Sunday, 17 August 2014: 3:30 PM
Boardroom (Dena'ina Center)
Takeo Fujiwara, PhD , National Research Institute for Child Health and Development, Setagaya-ku, Tokyo, Japan
INTRODUCTION:  Most of previous studies from the United States have reported a positive association between high family socioeconomic status (SES) and autism spectrum disorders (ASD) in children. The positive association between SES and ASD might be due to the healthcare system. Thus, the association between family SES and the suspected ASD status of 18-month-old toddlers was investigated using a population-based sample in Japan, which has a universal healthcare system and a mandatory health checkup system for toddlers.

METHODS:  Questionnaires were mailed to all families with 18-month-old toddlers in Chiba, a city near Tokyo (N = 6061; response rate: 64%). For SES assessment, both maternal and paternal education and annual household income were assessed. Suspected ASD was evaluated via questionnaire using the Japanese version of Modified Checklist for Autism in Toddlers, rated by mothers. Logistic regression was used to calculate the odds ratio of suspected ASD for each SES measure.

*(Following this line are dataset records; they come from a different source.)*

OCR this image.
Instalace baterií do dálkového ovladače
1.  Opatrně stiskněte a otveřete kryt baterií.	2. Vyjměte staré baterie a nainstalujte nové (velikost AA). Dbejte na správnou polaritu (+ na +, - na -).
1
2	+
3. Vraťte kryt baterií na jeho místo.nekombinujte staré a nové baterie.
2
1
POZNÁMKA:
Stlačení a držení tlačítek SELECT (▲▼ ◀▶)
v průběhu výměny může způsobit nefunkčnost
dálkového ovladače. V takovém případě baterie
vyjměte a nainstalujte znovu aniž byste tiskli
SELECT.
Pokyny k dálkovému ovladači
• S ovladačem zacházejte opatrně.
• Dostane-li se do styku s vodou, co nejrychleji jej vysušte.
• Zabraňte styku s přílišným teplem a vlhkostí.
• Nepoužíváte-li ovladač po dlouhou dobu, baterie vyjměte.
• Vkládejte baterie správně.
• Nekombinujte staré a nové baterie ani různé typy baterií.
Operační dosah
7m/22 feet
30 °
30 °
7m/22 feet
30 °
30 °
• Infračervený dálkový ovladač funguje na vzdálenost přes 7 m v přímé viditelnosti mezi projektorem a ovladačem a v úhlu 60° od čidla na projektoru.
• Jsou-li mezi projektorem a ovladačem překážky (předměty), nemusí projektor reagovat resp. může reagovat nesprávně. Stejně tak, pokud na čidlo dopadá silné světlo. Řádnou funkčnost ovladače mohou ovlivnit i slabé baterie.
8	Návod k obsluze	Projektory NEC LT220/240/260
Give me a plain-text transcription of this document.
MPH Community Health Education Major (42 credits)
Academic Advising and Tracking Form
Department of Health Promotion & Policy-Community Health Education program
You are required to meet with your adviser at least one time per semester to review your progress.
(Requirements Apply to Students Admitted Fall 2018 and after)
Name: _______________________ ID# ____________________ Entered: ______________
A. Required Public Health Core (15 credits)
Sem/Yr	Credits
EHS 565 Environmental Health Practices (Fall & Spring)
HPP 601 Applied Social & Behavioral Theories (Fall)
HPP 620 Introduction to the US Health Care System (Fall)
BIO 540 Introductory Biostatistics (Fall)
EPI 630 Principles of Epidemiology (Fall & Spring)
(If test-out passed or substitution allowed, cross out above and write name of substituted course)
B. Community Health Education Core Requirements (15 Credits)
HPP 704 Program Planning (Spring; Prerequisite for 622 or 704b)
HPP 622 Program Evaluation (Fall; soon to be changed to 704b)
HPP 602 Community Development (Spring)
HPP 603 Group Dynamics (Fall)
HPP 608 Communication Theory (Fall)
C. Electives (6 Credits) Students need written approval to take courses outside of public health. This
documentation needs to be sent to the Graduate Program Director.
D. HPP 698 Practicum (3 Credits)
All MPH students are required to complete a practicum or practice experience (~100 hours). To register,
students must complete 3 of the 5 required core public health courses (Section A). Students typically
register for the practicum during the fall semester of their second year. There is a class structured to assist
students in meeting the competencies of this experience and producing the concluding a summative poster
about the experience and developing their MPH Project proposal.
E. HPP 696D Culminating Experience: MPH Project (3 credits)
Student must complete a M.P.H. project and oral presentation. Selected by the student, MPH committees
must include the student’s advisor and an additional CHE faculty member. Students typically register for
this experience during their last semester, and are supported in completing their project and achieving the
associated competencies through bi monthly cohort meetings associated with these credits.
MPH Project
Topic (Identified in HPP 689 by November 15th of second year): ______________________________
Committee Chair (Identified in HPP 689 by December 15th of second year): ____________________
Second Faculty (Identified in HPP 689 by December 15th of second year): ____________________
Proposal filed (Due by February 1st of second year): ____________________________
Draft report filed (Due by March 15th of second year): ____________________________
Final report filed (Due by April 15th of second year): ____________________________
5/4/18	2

RESULTS:  The results of logistic regression analysis (which were adjusted for potential confounders) indicated that low maternal education, but not paternal education or family income, were associated with having suspected ASD offspring. Offspring of mothers who graduate high school or less was 1.36 (95% confidence interval: 1.08–1.71) times more likely to have suspected ASD than offspring of mothers who graduate college or more, regardless paternal education or household income, and other covariates.

CONCLUSIONS:  Lower maternal education was associated with an increased risk of autistic traits in Japan.